En troisième et dernier lieu, aux termes de l’article L. 721-4 du code de l’entrée et du séjour des étrangers et du droit d’asile : « Un étranger ne peut être éloigné à destination d’un pays s’il établit que sa vie ou sa liberté y sont menacées ou qu’il y est exposé à des traitements contraires aux stipulations de l’article 3 de la Convention européenne de sauvegarde des droits de l’homme et des libertés fondamentales du 4 novembre 1950. ». Selon l’article 3 de la convention européenne de sauvegarde des droits de l’homme et des libertés fondamentales : « Nul ne peut être soumis à la torture ni à des peines ou traitements inhumains ou dégradants. ».

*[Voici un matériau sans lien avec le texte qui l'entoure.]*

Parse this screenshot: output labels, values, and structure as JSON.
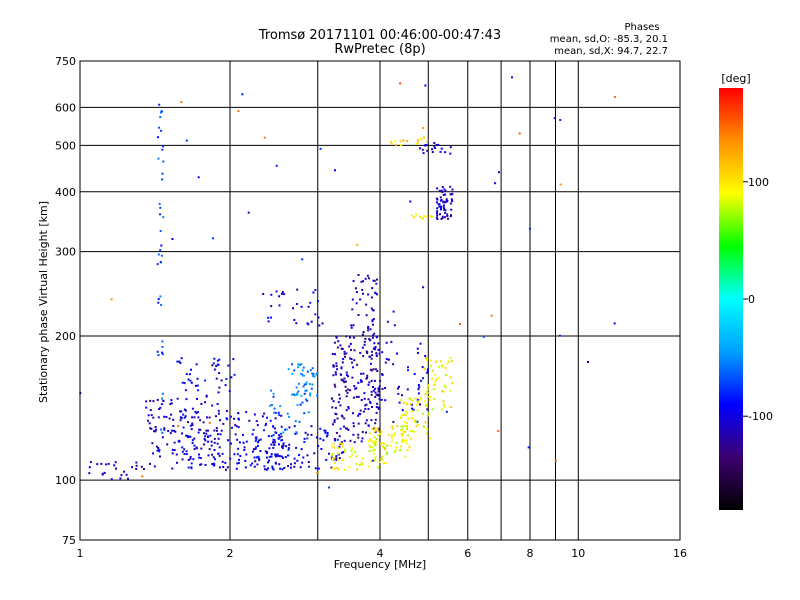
{
  "chart_data": {
    "type": "scatter",
    "title": "Tromsø 20171101 00:46:00-00:47:43",
    "subtitle": "RwPretec (8p)",
    "xlabel": "Frequency [MHz]",
    "ylabel": "Stationary phase Virtual Height [km]",
    "x_scale": "log",
    "y_scale": "log",
    "xlim": [
      1,
      16
    ],
    "ylim": [
      75,
      750
    ],
    "x_ticks": [
      1,
      2,
      4,
      6,
      8,
      10,
      16
    ],
    "x_tick_labels": [
      "1",
      "2",
      "4",
      "6",
      "8",
      "10",
      "16"
    ],
    "x_grid_extra": [
      3,
      5,
      7,
      9
    ],
    "y_ticks": [
      75,
      100,
      200,
      300,
      400,
      500,
      600,
      750
    ],
    "y_tick_labels": [
      "75",
      "100",
      "200",
      "300",
      "400",
      "500",
      "600",
      "750"
    ],
    "grid": true,
    "legend": {
      "title": "Phases",
      "lines": [
        "mean, sd,O: -85.3, 20.1",
        "mean, sd,X:  94.7, 22.7"
      ]
    },
    "colorbar": {
      "label": "[deg]",
      "range": [
        -180,
        180
      ],
      "ticks": [
        100,
        0,
        -100
      ],
      "tick_labels": [
        "100",
        "0",
        "-100"
      ],
      "colors": [
        "#000000",
        "#3c0070",
        "#0000ff",
        "#00a0ff",
        "#00ffff",
        "#00ff00",
        "#ffff00",
        "#ff9000",
        "#ff0000"
      ]
    },
    "series": [
      {
        "mode": "O",
        "clusters": [
          {
            "f": [
              1.02,
              1.35
            ],
            "h": [
              100,
              110
            ],
            "n": 25,
            "phase": -110
          },
          {
            "f": [
              1.35,
              1.9
            ],
            "h": [
              105,
              150
            ],
            "n": 120,
            "phase": -105
          },
          {
            "f": [
              1.6,
              2.6
            ],
            "h": [
              105,
              140
            ],
            "n": 160,
            "phase": -100
          },
          {
            "f": [
              2.2,
              3.4
            ],
            "h": [
              105,
              130
            ],
            "n": 110,
            "phase": -95
          },
          {
            "f": [
              1.55,
              2.05
            ],
            "h": [
              150,
              180
            ],
            "n": 40,
            "phase": -100
          },
          {
            "f": [
              2.6,
              3.0
            ],
            "h": [
              150,
              175
            ],
            "n": 45,
            "phase": -50
          },
          {
            "f": [
              2.4,
              2.9
            ],
            "h": [
              120,
              155
            ],
            "n": 30,
            "phase": -60
          },
          {
            "f": [
              3.2,
              4.0
            ],
            "h": [
              120,
              200
            ],
            "n": 180,
            "phase": -115
          },
          {
            "f": [
              3.5,
              3.95
            ],
            "h": [
              200,
              270
            ],
            "n": 40,
            "phase": -110
          },
          {
            "f": [
              3.75,
              4.3
            ],
            "h": [
              130,
              230
            ],
            "n": 50,
            "phase": -105
          },
          {
            "f": [
              4.3,
              5.0
            ],
            "h": [
              140,
              195
            ],
            "n": 30,
            "phase": -100
          },
          {
            "f": [
              5.2,
              5.6
            ],
            "h": [
              350,
              410
            ],
            "n": 60,
            "phase": -110
          },
          {
            "f": [
              4.7,
              5.6
            ],
            "h": [
              480,
              510
            ],
            "n": 20,
            "phase": -105
          },
          {
            "f": [
              2.3,
              3.1
            ],
            "h": [
              210,
              250
            ],
            "n": 30,
            "phase": -100
          },
          {
            "f": [
              1.43,
              1.47
            ],
            "h": [
              120,
              650
            ],
            "n": 40,
            "phase": -70
          },
          {
            "f": [
              1.0,
              12.5
            ],
            "h": [
              95,
              700
            ],
            "n": 35,
            "phase": -90
          }
        ]
      },
      {
        "mode": "X",
        "clusters": [
          {
            "f": [
              3.2,
              4.2
            ],
            "h": [
              105,
              120
            ],
            "n": 60,
            "phase": 90
          },
          {
            "f": [
              3.8,
              4.6
            ],
            "h": [
              112,
              130
            ],
            "n": 60,
            "phase": 90
          },
          {
            "f": [
              4.4,
              5.1
            ],
            "h": [
              120,
              150
            ],
            "n": 60,
            "phase": 92
          },
          {
            "f": [
              4.9,
              5.6
            ],
            "h": [
              140,
              180
            ],
            "n": 50,
            "phase": 95
          },
          {
            "f": [
              4.2,
              5.0
            ],
            "h": [
              500,
              520
            ],
            "n": 15,
            "phase": 110
          },
          {
            "f": [
              4.5,
              5.2
            ],
            "h": [
              350,
              360
            ],
            "n": 10,
            "phase": 95
          },
          {
            "f": [
              1.0,
              12.5
            ],
            "h": [
              100,
              700
            ],
            "n": 18,
            "phase": 140
          }
        ]
      }
    ]
  }
}
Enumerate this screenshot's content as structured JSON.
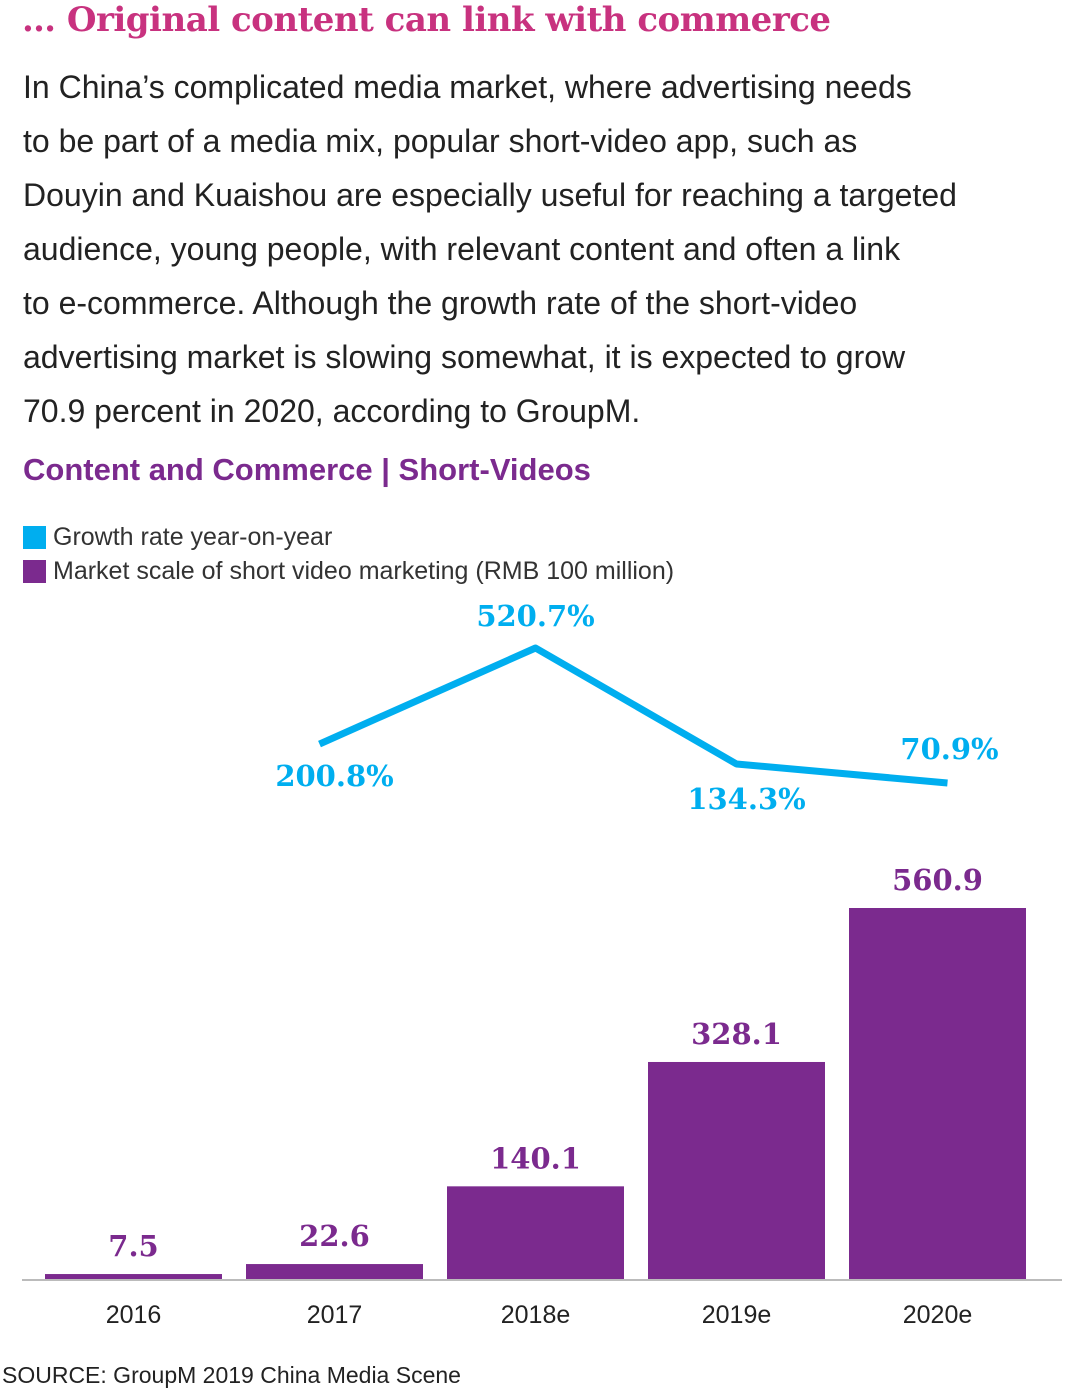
{
  "heading": "… Original content can link with commerce",
  "paragraph_lines": [
    "In China’s complicated media market, where advertising needs",
    "to be part of a media mix, popular short-video app, such as",
    "Douyin and Kuaishou are especially useful for reaching a targeted",
    "audience, young people, with relevant content and often a link",
    "to e-commerce. Although the growth rate of the short-video",
    "advertising market is slowing somewhat, it is expected to grow",
    "70.9 percent in 2020, according to GroupM."
  ],
  "source": "SOURCE: GroupM 2019 China Media Scene",
  "colors": {
    "heading": "#c8327f",
    "title": "#7b2a8e",
    "bar": "#7b2a8e",
    "line": "#00aeef"
  },
  "chart_data": {
    "type": "bar",
    "title": "Content and Commerce | Short-Videos",
    "categories": [
      "2016",
      "2017",
      "2018e",
      "2019e",
      "2020e"
    ],
    "series": [
      {
        "name": "Market scale of short video marketing (RMB 100 million)",
        "type": "bar",
        "values": [
          7.5,
          22.6,
          140.1,
          328.1,
          560.9
        ],
        "labels": [
          "7.5",
          "22.6",
          "140.1",
          "328.1",
          "560.9"
        ]
      },
      {
        "name": "Growth rate year-on-year",
        "type": "line",
        "x": [
          "2017",
          "2018e",
          "2019e",
          "2020e"
        ],
        "values": [
          200.8,
          520.7,
          134.3,
          70.9
        ],
        "labels": [
          "200.8%",
          "520.7%",
          "134.3%",
          "70.9%"
        ]
      }
    ],
    "legend_position": "top-left",
    "grid": false
  }
}
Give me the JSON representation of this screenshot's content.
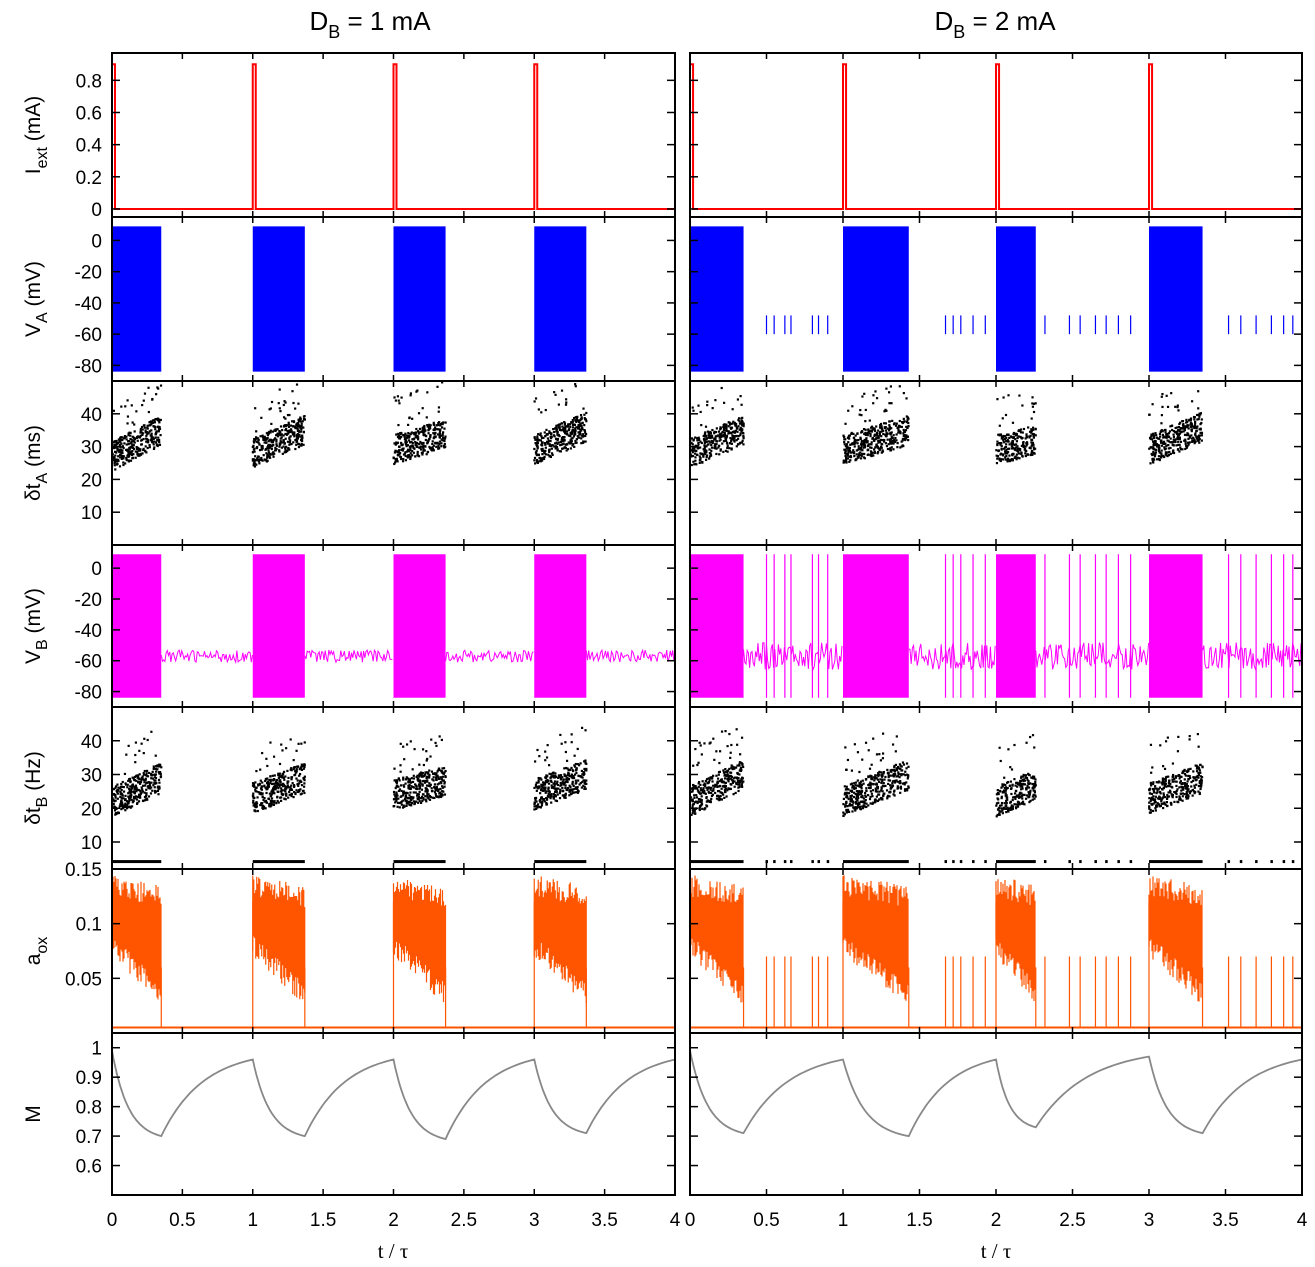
{
  "chart_data": {
    "type": "line",
    "columns": [
      {
        "title_main": "D",
        "title_sub": "B",
        "title_rest": " = 1 mA"
      },
      {
        "title_main": "D",
        "title_sub": "B",
        "title_rest": " = 2 mA"
      }
    ],
    "xlabel": "t / τ",
    "xlim": [
      0,
      4
    ],
    "xticks": [
      "0",
      "0.5",
      "1",
      "1.5",
      "2",
      "2.5",
      "3",
      "3.5",
      "4"
    ],
    "panels": [
      {
        "id": "iext",
        "ylabel_main": "I",
        "ylabel_sub": "ext",
        "ylabel_rest": " (mA)",
        "ylim": [
          -0.05,
          0.97
        ],
        "yticks": [
          "0",
          "0.2",
          "0.4",
          "0.6",
          "0.8"
        ],
        "ytick_values": [
          0,
          0.2,
          0.4,
          0.6,
          0.8
        ],
        "color": "#ff0000",
        "pulse_height": 0.9,
        "pulse_width": 0.02
      },
      {
        "id": "va",
        "ylabel_main": "V",
        "ylabel_sub": "A",
        "ylabel_rest": " (mV)",
        "ylim": [
          -90,
          15
        ],
        "yticks": [
          "-80",
          "-60",
          "-40",
          "-20",
          "0"
        ],
        "ytick_values": [
          -80,
          -60,
          -40,
          -20,
          0
        ],
        "color": "#0000ff",
        "low": -84,
        "high": 9
      },
      {
        "id": "dta",
        "ylabel_main": "δt",
        "ylabel_sub": "A",
        "ylabel_rest": " (ms)",
        "ylim": [
          0,
          50
        ],
        "yticks": [
          "10",
          "20",
          "30",
          "40"
        ],
        "ytick_values": [
          10,
          20,
          30,
          40
        ],
        "color": "#000000"
      },
      {
        "id": "vb",
        "ylabel_main": "V",
        "ylabel_sub": "B",
        "ylabel_rest": " (mV)",
        "ylim": [
          -90,
          15
        ],
        "yticks": [
          "-80",
          "-60",
          "-40",
          "-20",
          "0"
        ],
        "ytick_values": [
          -80,
          -60,
          -40,
          -20,
          0
        ],
        "color": "#ff00ff",
        "low": -84,
        "high": 9,
        "rest": -57
      },
      {
        "id": "dtb",
        "ylabel_main": "δt",
        "ylabel_sub": "B",
        "ylabel_rest": " (Hz)",
        "ylim": [
          2,
          50
        ],
        "yticks": [
          "10",
          "20",
          "30",
          "40"
        ],
        "ytick_values": [
          10,
          20,
          30,
          40
        ],
        "color": "#000000"
      },
      {
        "id": "aox",
        "ylabel_main": "a",
        "ylabel_sub": "ox",
        "ylabel_rest": "",
        "ylim": [
          0,
          0.15
        ],
        "yticks": [
          "0.05",
          "0.1",
          "0.15"
        ],
        "ytick_values": [
          0.05,
          0.1,
          0.15
        ],
        "color": "#ff5500",
        "baseline": 0.005
      },
      {
        "id": "m",
        "ylabel_main": "M",
        "ylabel_sub": "",
        "ylabel_rest": "",
        "ylim": [
          0.5,
          1.05
        ],
        "yticks": [
          "0.6",
          "0.7",
          "0.8",
          "0.9",
          "1"
        ],
        "ytick_values": [
          0.6,
          0.7,
          0.8,
          0.9,
          1.0
        ],
        "color": "#888888"
      }
    ],
    "series": [
      {
        "name": "",
        "bursts": [
          [
            0.0,
            0.35
          ],
          [
            1.0,
            1.37
          ],
          [
            2.0,
            2.37
          ],
          [
            3.0,
            3.37
          ],
          [
            4.0,
            4.04
          ]
        ],
        "m_curve": {
          "x": [
            0,
            0.35,
            1.0,
            1.37,
            2.0,
            2.37,
            3.0,
            3.37,
            4.0
          ],
          "y": [
            0.99,
            0.7,
            0.96,
            0.7,
            0.96,
            0.69,
            0.96,
            0.71,
            0.96
          ]
        },
        "dta_band": [
          [
            27,
            35
          ],
          [
            28,
            35
          ],
          [
            29,
            34
          ],
          [
            29,
            36
          ],
          [
            27,
            27
          ]
        ],
        "dtb_band": [
          [
            22,
            29
          ],
          [
            23,
            29
          ],
          [
            24,
            28
          ],
          [
            24,
            30
          ],
          [
            23,
            23
          ]
        ],
        "sparse_spikes": []
      },
      {
        "name": "",
        "bursts": [
          [
            0.0,
            0.35
          ],
          [
            1.0,
            1.43
          ],
          [
            2.0,
            2.26
          ],
          [
            3.0,
            3.35
          ],
          [
            4.0,
            4.04
          ]
        ],
        "m_curve": {
          "x": [
            0,
            0.35,
            1.0,
            1.43,
            2.0,
            2.26,
            3.0,
            3.35,
            4.0
          ],
          "y": [
            0.99,
            0.71,
            0.96,
            0.7,
            0.96,
            0.73,
            0.97,
            0.71,
            0.96
          ]
        },
        "dta_band": [
          [
            28,
            35
          ],
          [
            29,
            35
          ],
          [
            29,
            32
          ],
          [
            29,
            36
          ],
          [
            27,
            27
          ]
        ],
        "dtb_band": [
          [
            22,
            30
          ],
          [
            22,
            30
          ],
          [
            22,
            27
          ],
          [
            23,
            29
          ],
          [
            22,
            22
          ]
        ],
        "sparse_spikes": [
          0.5,
          0.55,
          0.62,
          0.66,
          0.8,
          0.84,
          0.9,
          1.67,
          1.72,
          1.77,
          1.85,
          1.93,
          2.32,
          2.48,
          2.55,
          2.65,
          2.72,
          2.8,
          2.88,
          3.52,
          3.6,
          3.7,
          3.8,
          3.88,
          3.94
        ]
      }
    ]
  }
}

Si Mme B… soutient que l’interruption de son suivi médical aura des conséquences d’une exceptionnelle gravité en cas de retour en Arménie, elle ne produit toutefois pas le moindre élément en ce sens. Par suite, à supposer même que les conséquences alléguées d’un retour contraint en Arménie sur sa situation puissent relever de la qualification de traitements contraires à l’article 3 de la convention européenne de sauvegarde des droits de l’homme et des libertés fondamentales, le moyen tiré de la violation de ces stipulations n’est, en tout état de cause, manifestement pas assorti des précisions permettant d’en apprécier le bien-fondé. Il doit par suite également être écarté.
Il résulte de tout ce qui précède que les conclusions à fin d’annulation présentées par Mme B… doivent être rejetées sur le fondement des dispositions précitées de l’article R. 222-1, 7° du code de justice administrative.
Sur les conclusions à fin d’injonction :
La présente ordonnance qui rejette les conclusions à fin d’annulation présentées par Mme B… n’implique aucune mesure d’exécution. Par suite, ses conclusions à fin d’injonction ne peuvent qu’être rejetées.
O R D O N N E :
Article 1er : Il n’y a pas lieu de statuer sur la demande de Mme B… au bénéfice de l’aide juridictionnelle à titre provisoire.
Article 2 : Le surplus des conclusions de la requête de Mme B… est rejeté.
Article 3 : La présente ordonnance sera notifiée à Mme A… B….
Copie en sera adressée pour information au préfet d’Indre-et-Loire.
Fait à Orléans, le 30 mars 2026.
Le président de la 5e Chambre,
Samuel DELIANCOURT
La République mande et ordonne au préfet d’Indre-et-Loire en ce qui le concerne ou à tous commissaires de justice à ce requis en ce qui concerne les voies de droit commun contre les parties privées, de pourvoir à l’exécution de la présente décision.